Polisi Ditahan Usai Hina Suku Sunda! Motif Mengejutkan di Balik Siaran Live
Viral Polisi hina Suku Sunda Kasus ujaran kebencian online, kembali menyita perhatian publik setelah seorang oknum polisi sekaligus konten kreator, Resbob (nama asli Muhammad Adimas Firdaus Putra Nasihan), menghina Suku Sunda dan suporter Persib Bandung melalui unggahan media sosialnya. Akibatnya, masyarakat bereaksi keras karena tindakan ini melampaui batas kebebasan berekspresi dan masuk ke ranah pelanggaran hukum SARA.
Pengejaran dan Penangkapan Resbob
Begitu unggahannya viral, Polda Jawa Barat langsung mengejar Resbob, yang sempat berpindah lokasi dari Surabaya hingga Solo. Akhirnya, pihak kepolisian berhasil menangkapnya di Semarang, Jawa Tengah, lalu membawanya ke Mapolda Jabar untuk diperiksa lebih lanjut oleh penyidik. Polisi hina Suku Sunda.
Penetapan Tersangka dan Dasar Hukum
Tidak hanya menangkap, Resbob resmi ditetapkan sebagai tersangka berdasarkan bukti kuat pelanggaran UU ITE, khususnya Pasal 28 Ayat 2 jo. Pasal 45A Ayat 2, yang mengatur penyebaran konten menghina atau menimbulkan permusuhan terhadap kelompok tertentu berdasarkan Suku, Agama, Ras, dan Antargolongan.
| Aspek | Keterangan |
| Nama Tersangka | Resbob (Muhammad Adimas Firdaus Putra Nasihan) |
| Status Hukum | Resmi ditetapkan sebagai tersangka |
| Dasar Penetapan | Bukti kuat pelanggaran UU ITE |
| UU yang Dilanggar | Undang-Undang Informasi dan Transaksi Elektronik (UU ITE) |
| Pasal yang Dilanggar | Pasal 28 Ayat 2 jo.
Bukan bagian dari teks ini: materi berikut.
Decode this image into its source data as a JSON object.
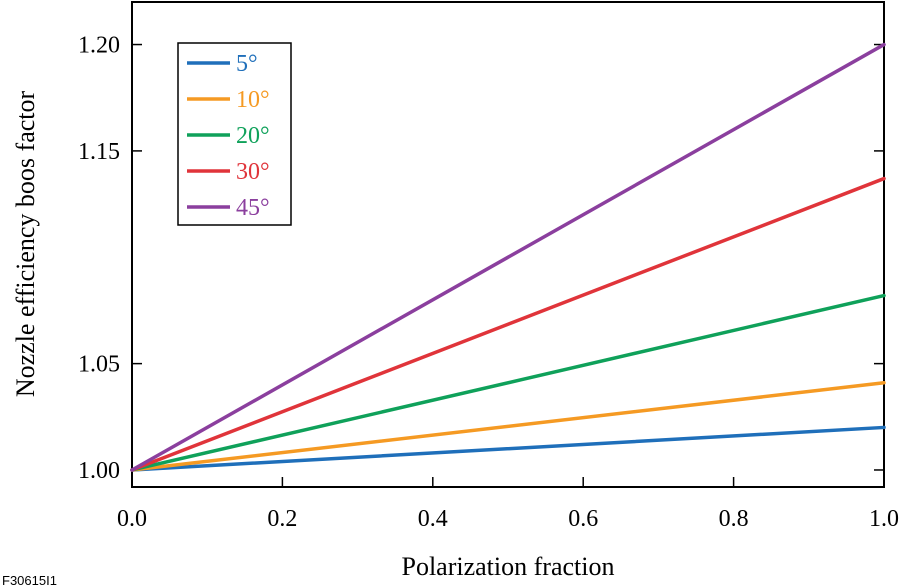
{
  "chart_data": {
    "type": "line",
    "xlabel": "Polarization fraction",
    "ylabel": "Nozzle efficiency boos factor",
    "xlim": [
      0.0,
      1.0
    ],
    "ylim": [
      0.992,
      1.22
    ],
    "xticks": [
      "0.0",
      "0.2",
      "0.4",
      "0.6",
      "0.8",
      "1.0"
    ],
    "xtick_values": [
      0.0,
      0.2,
      0.4,
      0.6,
      0.8,
      1.0
    ],
    "yticks": [
      "1.00",
      "1.05",
      "1.15",
      "1.20"
    ],
    "ytick_values": [
      1.0,
      1.05,
      1.15,
      1.2
    ],
    "x": [
      0.0,
      1.0
    ],
    "series": [
      {
        "name": "5°",
        "color": "#1f6fba",
        "values": [
          1.0,
          1.02
        ]
      },
      {
        "name": "10°",
        "color": "#f59a23",
        "values": [
          1.0,
          1.041
        ]
      },
      {
        "name": "20°",
        "color": "#0fa15a",
        "values": [
          1.0,
          1.082
        ]
      },
      {
        "name": "30°",
        "color": "#e0343a",
        "values": [
          1.0,
          1.137
        ]
      },
      {
        "name": "45°",
        "color": "#8b3f9e",
        "values": [
          1.0,
          1.2
        ]
      }
    ],
    "grid": false,
    "legend_position": "top-left"
  },
  "footnote": "F30615I1"
}
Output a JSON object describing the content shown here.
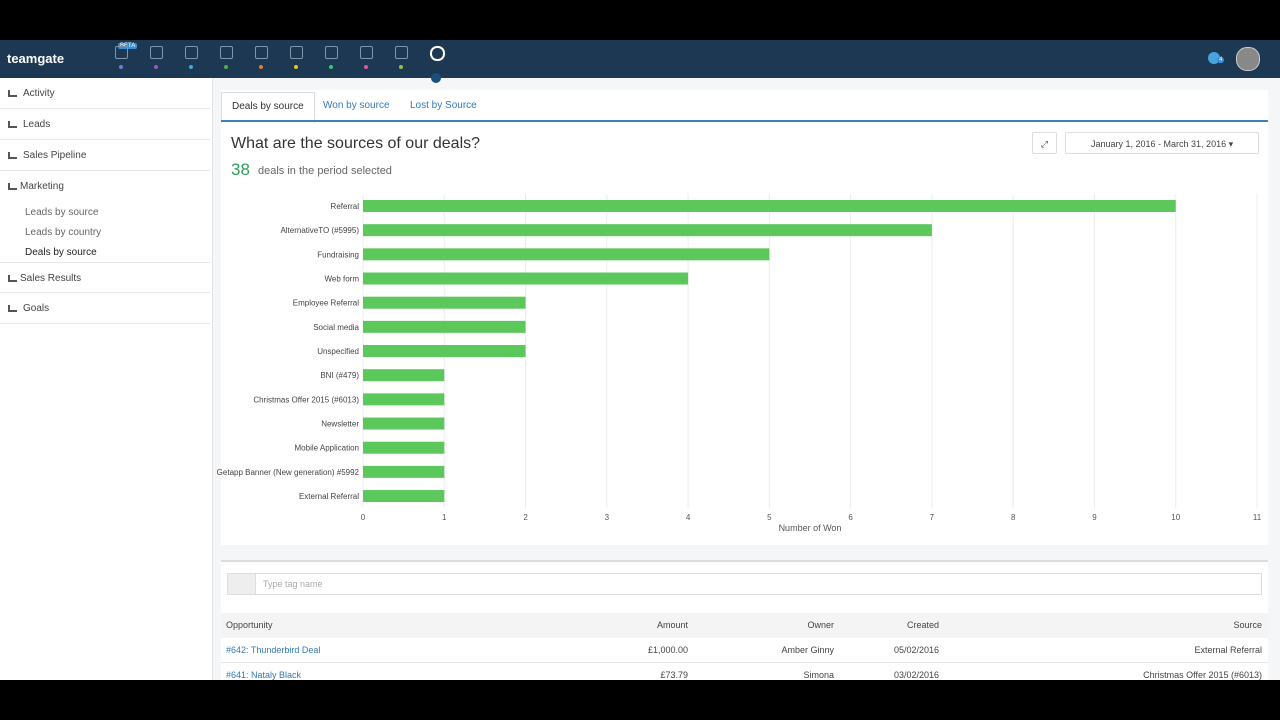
{
  "nav": {
    "brand": "teamgate",
    "badge": "BETA",
    "notifications": "4"
  },
  "sidebar": {
    "items": [
      "Activity",
      "Leads",
      "Sales Pipeline",
      "Marketing",
      "Sales Results",
      "Goals"
    ],
    "submenu": [
      "Leads by source",
      "Leads by country",
      "Deals by source"
    ]
  },
  "tabs": [
    "Deals by source",
    "Won by source",
    "Lost by Source"
  ],
  "header": {
    "question": "What are the sources of our deals?",
    "count": "38",
    "count_text": "deals in the period selected",
    "date_range": "January 1, 2016 - March 31, 2016"
  },
  "chart_data": {
    "type": "bar",
    "orientation": "horizontal",
    "categories": [
      "Referral",
      "AlternativeTO (#5995)",
      "Fundraising",
      "Web form",
      "Employee Referral",
      "Social media",
      "Unspecified",
      "BNI (#479)",
      "Christmas Offer 2015 (#6013)",
      "Newsletter",
      "Mobile Application",
      "Getapp Banner (New generation) #5992",
      "External Referral"
    ],
    "values": [
      10,
      7,
      5,
      4,
      2,
      2,
      2,
      1,
      1,
      1,
      1,
      1,
      1
    ],
    "color": "#5cc85c",
    "xlim": [
      0,
      11
    ],
    "xticks": [
      0,
      1,
      2,
      3,
      4,
      5,
      6,
      7,
      8,
      9,
      10,
      11
    ],
    "xlabel": "Number of Won",
    "grid": true
  },
  "filter": {
    "placeholder": "Type tag name"
  },
  "table": {
    "columns": [
      "Opportunity",
      "Amount",
      "Owner",
      "Created",
      "Source"
    ],
    "rows": [
      [
        "#642: Thunderbird Deal",
        "£1,000.00",
        "Amber Ginny",
        "05/02/2016",
        "External Referral"
      ],
      [
        "#641: Nataly Black",
        "£73.79",
        "Simona",
        "03/02/2016",
        "Christmas Offer 2015 (#6013)"
      ]
    ]
  }
}
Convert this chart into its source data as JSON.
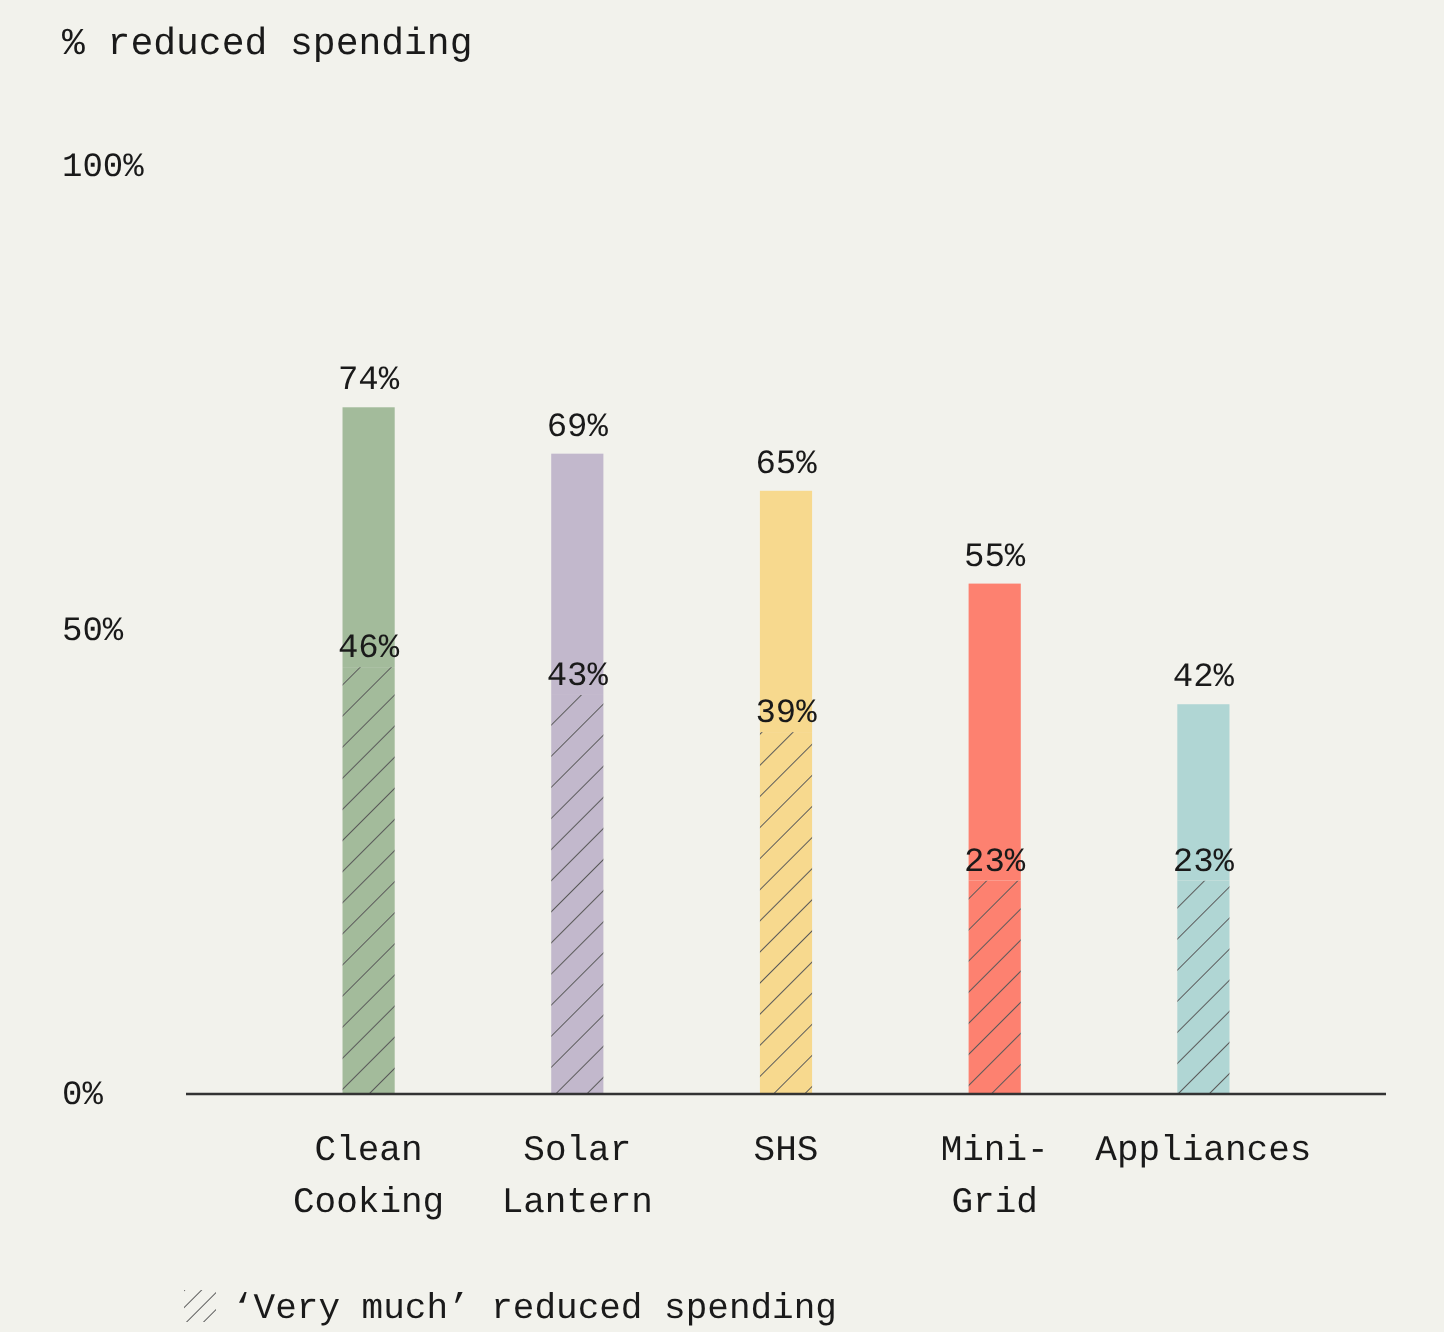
{
  "chart_data": {
    "type": "bar",
    "stacked": true,
    "ylabel": "% reduced spending",
    "categories": [
      "Clean\nCooking",
      "Solar\nLantern",
      "SHS",
      "Mini-\nGrid",
      "Appliances"
    ],
    "series": [
      {
        "name": "‘Very much’ reduced spending",
        "color": "#5a5a5a",
        "colors": [
          "#a3bb9b",
          "#c2b8cc",
          "#f7d98e",
          "#fd8170",
          "#b0d6d4"
        ],
        "values": [
          46,
          43,
          39,
          23,
          23
        ],
        "value_labels": [
          "46%",
          "43%",
          "39%",
          "23%",
          "23%"
        ]
      },
      {
        "colors": [
          "#a3bb9b",
          "#c2b8cc",
          "#f7d98e",
          "#fd8170",
          "#b0d6d4"
        ],
        "values": [
          28,
          26,
          26,
          32,
          19
        ]
      }
    ],
    "totals": [
      "74%",
      "69%",
      "65%",
      "55%",
      "42%"
    ],
    "ylim": [
      0,
      100
    ],
    "yticks": [
      {
        "value": 0,
        "label": "0%"
      },
      {
        "value": 50,
        "label": "50%"
      },
      {
        "value": 100,
        "label": "100%"
      }
    ],
    "legend": "bottom"
  }
}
Pasal 45A Ayat 2 |
| Jenis Pelanggaran | Penyebaran konten yang memuat penghinaan atau permusuhan terhadap kelompok SARA |
| Kelompok yang Dilindungi | Suku, Agama, Ras, dan Antargolongan |
Tujuan Penindakan dan Dampak Sosial
Pihak kepolisian menegaskan bahwa tindakan ini bukan sekadar hukuman untuk individu, tetapi upaya tegas menjaga kerukunan sosial serta mencegah konflik berbasis identitas komunitas.
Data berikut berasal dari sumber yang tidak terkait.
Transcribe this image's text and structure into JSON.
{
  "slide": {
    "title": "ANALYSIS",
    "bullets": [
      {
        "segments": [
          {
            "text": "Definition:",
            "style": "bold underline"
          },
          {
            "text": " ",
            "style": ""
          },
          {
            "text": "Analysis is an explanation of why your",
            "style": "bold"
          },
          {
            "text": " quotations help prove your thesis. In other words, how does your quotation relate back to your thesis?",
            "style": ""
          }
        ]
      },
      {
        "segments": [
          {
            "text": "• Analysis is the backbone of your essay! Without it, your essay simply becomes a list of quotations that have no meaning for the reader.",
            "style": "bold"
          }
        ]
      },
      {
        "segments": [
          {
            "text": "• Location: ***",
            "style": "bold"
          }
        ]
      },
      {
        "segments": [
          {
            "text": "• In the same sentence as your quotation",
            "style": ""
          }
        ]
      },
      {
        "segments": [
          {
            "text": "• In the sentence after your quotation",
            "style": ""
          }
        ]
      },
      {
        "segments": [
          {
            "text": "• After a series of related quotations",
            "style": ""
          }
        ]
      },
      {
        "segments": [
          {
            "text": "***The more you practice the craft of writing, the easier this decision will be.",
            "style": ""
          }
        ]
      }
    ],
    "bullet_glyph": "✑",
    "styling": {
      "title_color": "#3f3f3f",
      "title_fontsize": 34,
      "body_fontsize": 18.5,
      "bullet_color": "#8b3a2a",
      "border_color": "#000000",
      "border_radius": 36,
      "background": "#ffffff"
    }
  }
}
Selain itu, penghinaan semacam ini memicu polarisasi dan perselisihan antar kelompok, sehingga melemahkan kohesi sosial.
| Aspek | Keterangan |
| Tujuan Penindakan Polisi | Menjaga kerukunan sosial dan mencegah konflik berbasis identitas komunitas |
| Dampak Penghinaan | Memicu polarisasi, perselisihan antar kelompok, melemahkan kohesi sosial |
| Motif Pelaku | Mencari view dan saweran melalui siaran langsung |
| Kesimpulan | Motivasi ekonomi dan sensasi bisa memicu perilaku berbahaya di ruang digital |
Proses Hukum dan Ancaman Hukuman
Meski demikian, proses hukum terus berjalan sesuai prosedur. Resbob ditempatkan di sel khusus di Polda Jabar selama pemeriksaan lanjutan. Proses ini menunggu gelar perkara untuk memperjelas status hukum dan ancaman pidana yang ia hadapi.
Bagi pelaku ujaran kebencian seperti ini, ancaman hukumannya bisa mencapai 6 tahun penjara dan/atau denda sesuai UU ITE. Motif ekonomi dan sensasi.
Pelajaran Penting bagi Pengguna Internet
Transisi dari dunia maya ke ranah hukum menjadi pelajaran penting bagi seluruh pengguna internet. Kebebasan berekspresi memang dijamin, tetapi ketika melewati batas dengan menghina identitas suku atau kelompok lain, hukum akan bertindak tegas.